In moving from sex to death to politics and justice we’re not losing our topic. Rather, debates about the so-called ‘morals’ of sex are not merely a matter of who says what about what I can do with ‘my’ body. The point is, What am I? What makes a human person human? And when do my decisions and actions draw me away from what I have been created to be? The same principles are at play in the righteousness of personal conduct as in the justice of conduct in community.
Whatever sense of intimacy and closeness it might seem to promise, the mere feels‑good approach to sex is – at the deeper level of the being and needs of each of us – as much a matter of denying myself and the one I am with, as it is affirming some felt need. This is the case whether in or out of marriage. From the point of view of Scripture, we are simply confused here: the contemporary ‘celebration’ of our ‘embodiment’ through sexual liberation also denies that our bodies are really us.
For the sake of not going on much longer we’ll not spend too much time on what Paul says about drunkenness, but the same kind of issue is operating. As bad as the health and broader social impacts of drunkenness might be, Paul’s focus here is how the one who drinks herself to excess is expressing her humanity. Working a pun, he draws a contrast between filling ourselves with strong spirits and being filled with the Spirit of God. Here the problem he addresses is not so much the body as our desire to displace the Spirit which gives life with some other spirit, denying again what we are given to be by replacing it with something else.
The moral guidelines Paul puts here are not anti-sex or anti-alcohol. More deeply, the question is, In what does our humanity reside and what kinds of behaviour accord with that? Paul’s interests in his moral teaching are not merely what we do but what we are intended to be, and how we are more fully to become that kind of creature.

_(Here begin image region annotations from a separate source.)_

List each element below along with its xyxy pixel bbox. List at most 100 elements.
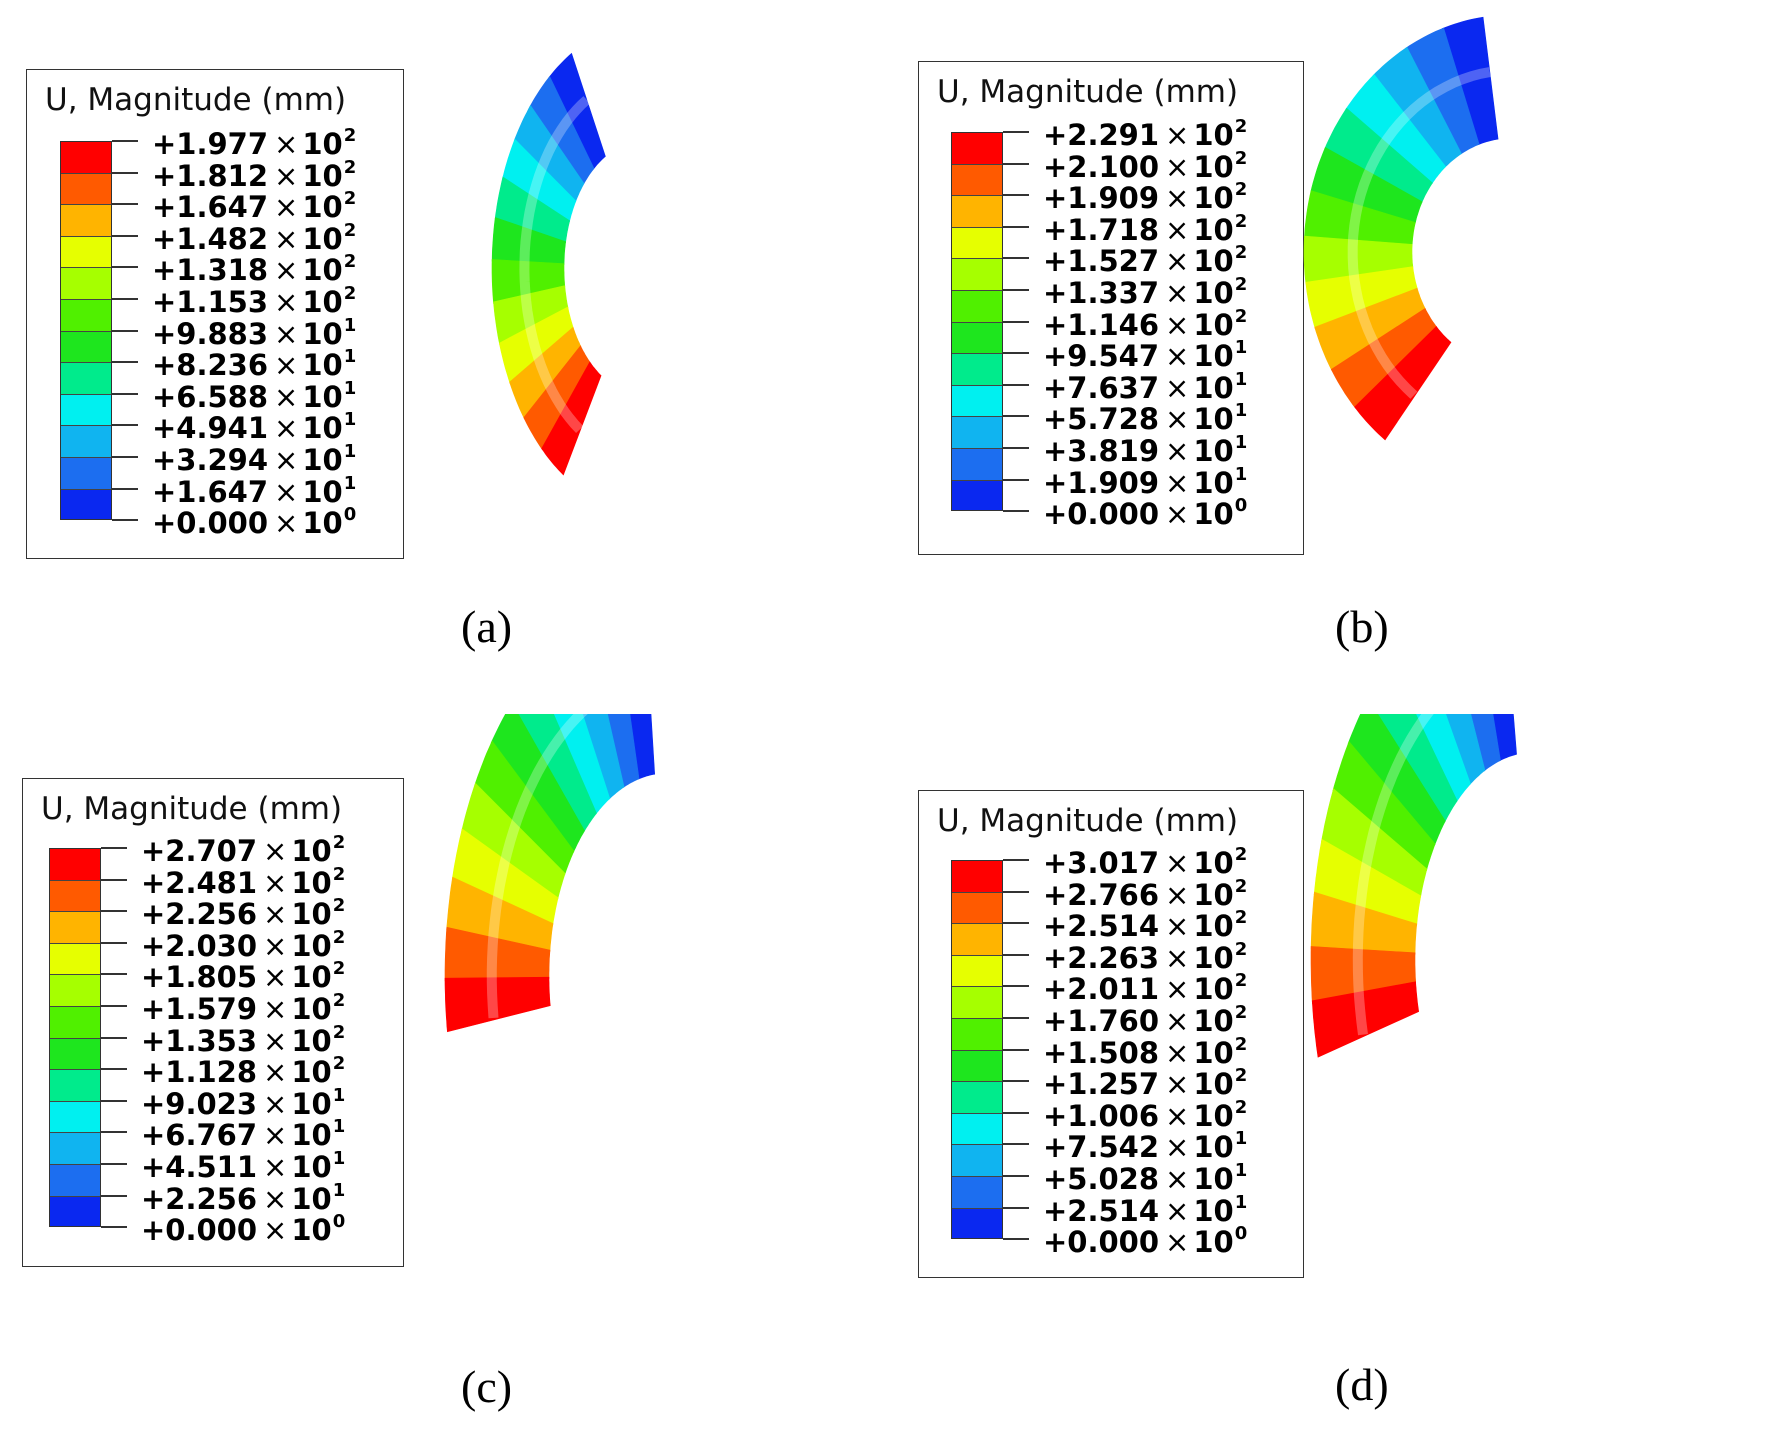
ramp-cell <box>951 1112 1003 1145</box>
power-exponent: 2 <box>332 926 346 948</box>
level-value: +3.294 <box>152 443 269 477</box>
level-label: +1.527 × 102 <box>1043 244 1247 276</box>
times-symbol: × <box>274 506 299 541</box>
ramp-tick <box>112 424 138 427</box>
power-base: 10 <box>1193 940 1234 975</box>
power-exponent: 1 <box>1234 400 1248 422</box>
power-exponent: 2 <box>332 958 346 980</box>
power-exponent: 0 <box>1234 495 1248 517</box>
times-symbol: × <box>1165 276 1190 310</box>
ramp-tick <box>1003 478 1029 481</box>
level-label: +9.023 × 101 <box>141 1086 345 1121</box>
level-label: +4.941 × 101 <box>152 411 356 443</box>
times-symbol: × <box>1165 1193 1190 1228</box>
times-symbol: × <box>274 190 299 225</box>
ramp-tick <box>112 361 138 364</box>
level-value: +1.579 <box>141 992 258 1026</box>
times-symbol: × <box>274 285 299 319</box>
ramp-tick <box>1003 162 1029 165</box>
power-exponent: 2 <box>1234 1096 1248 1118</box>
level-label: +2.481 × 102 <box>141 865 345 898</box>
ramp-tick <box>101 1226 127 1229</box>
ramp-tick <box>1003 257 1029 260</box>
power-base: 10 <box>1193 1098 1234 1133</box>
power-exponent: 0 <box>343 504 357 526</box>
level-value: +5.028 <box>1043 1162 1160 1196</box>
power-exponent: 1 <box>332 1116 346 1138</box>
times-symbol: × <box>263 1118 288 1153</box>
power-exponent: 1 <box>332 1148 346 1169</box>
level-value: +1.257 <box>1043 1067 1160 1102</box>
ramp-cell <box>951 954 1003 987</box>
level-label: +1.647 × 102 <box>152 190 356 222</box>
level-value: +1.805 <box>141 960 258 995</box>
power-exponent: 2 <box>1234 938 1248 960</box>
ramp-tick <box>1003 225 1029 228</box>
ramp-cell <box>60 393 112 426</box>
deformed-pipe-contour <box>491 52 606 476</box>
level-label: +6.588 × 101 <box>152 379 356 412</box>
level-label: +2.256 × 102 <box>141 897 345 929</box>
level-label: +5.728 × 101 <box>1043 402 1247 434</box>
power-base: 10 <box>291 1086 332 1121</box>
power-base: 10 <box>1193 877 1234 912</box>
ramp-tick <box>101 1036 127 1039</box>
ramp-tick <box>1003 383 1029 386</box>
level-value: +3.819 <box>1043 434 1160 468</box>
ramp-cell <box>951 416 1003 448</box>
ramp-tick <box>1003 922 1029 925</box>
ramp-tick <box>101 847 127 849</box>
level-value: +5.728 <box>1043 402 1160 437</box>
times-symbol: × <box>1165 877 1190 912</box>
level-label: +2.291 × 102 <box>1043 118 1247 150</box>
deformed-pipe-contour <box>1310 714 1517 1058</box>
ramp-cell <box>951 1018 1003 1050</box>
ramp-tick <box>101 1005 127 1007</box>
ramp-cell <box>951 1144 1003 1176</box>
level-value: +1.337 <box>1043 276 1160 310</box>
level-label: +1.909 × 101 <box>1043 465 1247 498</box>
ramp-cell <box>49 879 101 912</box>
contour-band <box>444 976 551 1033</box>
power-exponent: 2 <box>1234 970 1248 992</box>
legend-box: U, Magnitude (mm) +3.017 × 102 +2.766 × 102 +2… <box>918 790 1304 1278</box>
power-exponent: 1 <box>1234 1191 1248 1213</box>
power-exponent: 2 <box>1234 875 1248 897</box>
level-label: +2.514 × 102 <box>1043 909 1247 941</box>
level-value: +2.707 <box>141 834 258 868</box>
caption-d: (d) <box>1335 1359 1389 1410</box>
power-base: 10 <box>291 834 332 868</box>
times-symbol: × <box>274 253 299 288</box>
power-exponent: 2 <box>343 219 357 241</box>
ramp-tick <box>1003 953 1029 956</box>
power-exponent: 2 <box>343 283 357 304</box>
times-symbol: × <box>263 928 288 963</box>
level-label: +1.909 × 102 <box>1043 181 1247 213</box>
power-base: 10 <box>1193 370 1234 405</box>
ramp-cell <box>49 1164 101 1196</box>
panel-c: U, Magnitude (mm) +2.707 × 102 +2.481 × 102 +2… <box>0 714 895 1428</box>
level-label: +9.883 × 101 <box>152 316 356 349</box>
power-base: 10 <box>1193 1035 1234 1070</box>
times-symbol: × <box>1165 1225 1190 1260</box>
power-exponent: 2 <box>332 990 346 1011</box>
power-exponent: 1 <box>332 1179 346 1201</box>
times-symbol: × <box>1165 1067 1190 1102</box>
level-value: +1.006 <box>1043 1098 1160 1133</box>
level-value: +1.647 <box>152 190 269 225</box>
times-symbol: × <box>274 474 299 509</box>
power-base: 10 <box>291 960 332 995</box>
power-base: 10 <box>1193 1162 1234 1196</box>
level-value: +0.000 <box>1043 497 1160 532</box>
tube-highlight <box>486 714 588 1019</box>
level-label: +1.257 × 102 <box>1043 1067 1247 1099</box>
ramp-tick <box>101 1068 127 1071</box>
ramp-cell <box>60 235 112 268</box>
power-base: 10 <box>302 474 343 509</box>
power-exponent: 1 <box>343 441 357 462</box>
level-label: +1.128 × 102 <box>141 1055 345 1087</box>
ramp-tick <box>1003 352 1029 355</box>
ramp-cell <box>49 974 101 1006</box>
level-label: +2.263 × 102 <box>1043 938 1248 975</box>
level-label: +1.482 × 102 <box>152 219 357 254</box>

Of course, on both the simple moral reading, and the deeper theological one I’ve suggested, the teaching looks the same – don’t sleep around and don’t get drunk. In both cases it sounds like a ‘No’ to things some might prefer at least to be free to do, should we want to.
It can only be a ‘No’ on the merely moral reading There is here really only darkness. But, on the deeper theological reading, the No is preceded by a Yes. The Yes is an affirmation of both our spirits and our bodies as fundamental to what we are. It is the ‘Yes’ which affirms the ‘resurrection of the body’ – our bodies in the Body of Christ – whatever that might ultimately look like. This ‘Yes’ declares that even what seems to threaten us most – the loss of our bodies and spirits in death – does not have ultimate sway. The ‘Yes’ of the gospel is a light by which we see God’s faithfulness to the world as he has created it. We are created as truly spirited bodies which have their fullest life when my connection to others – my reconciliation to others – matches my reconciliation to the connection of my own body and heart.
The ‘Yes’ God speaks is the gift of God’s own Spirit in the risen Body of Christ, given that our minds and bodies might be reconciled – within us and between us.
It is simply for us to pray and act towards the enlivening of our bodies and spirits through what God has promised, and to look for that new life in relationships and actions which reflect God’s own faithfulness to body and to spirit.
Let us, then, so pray and act: as children of light.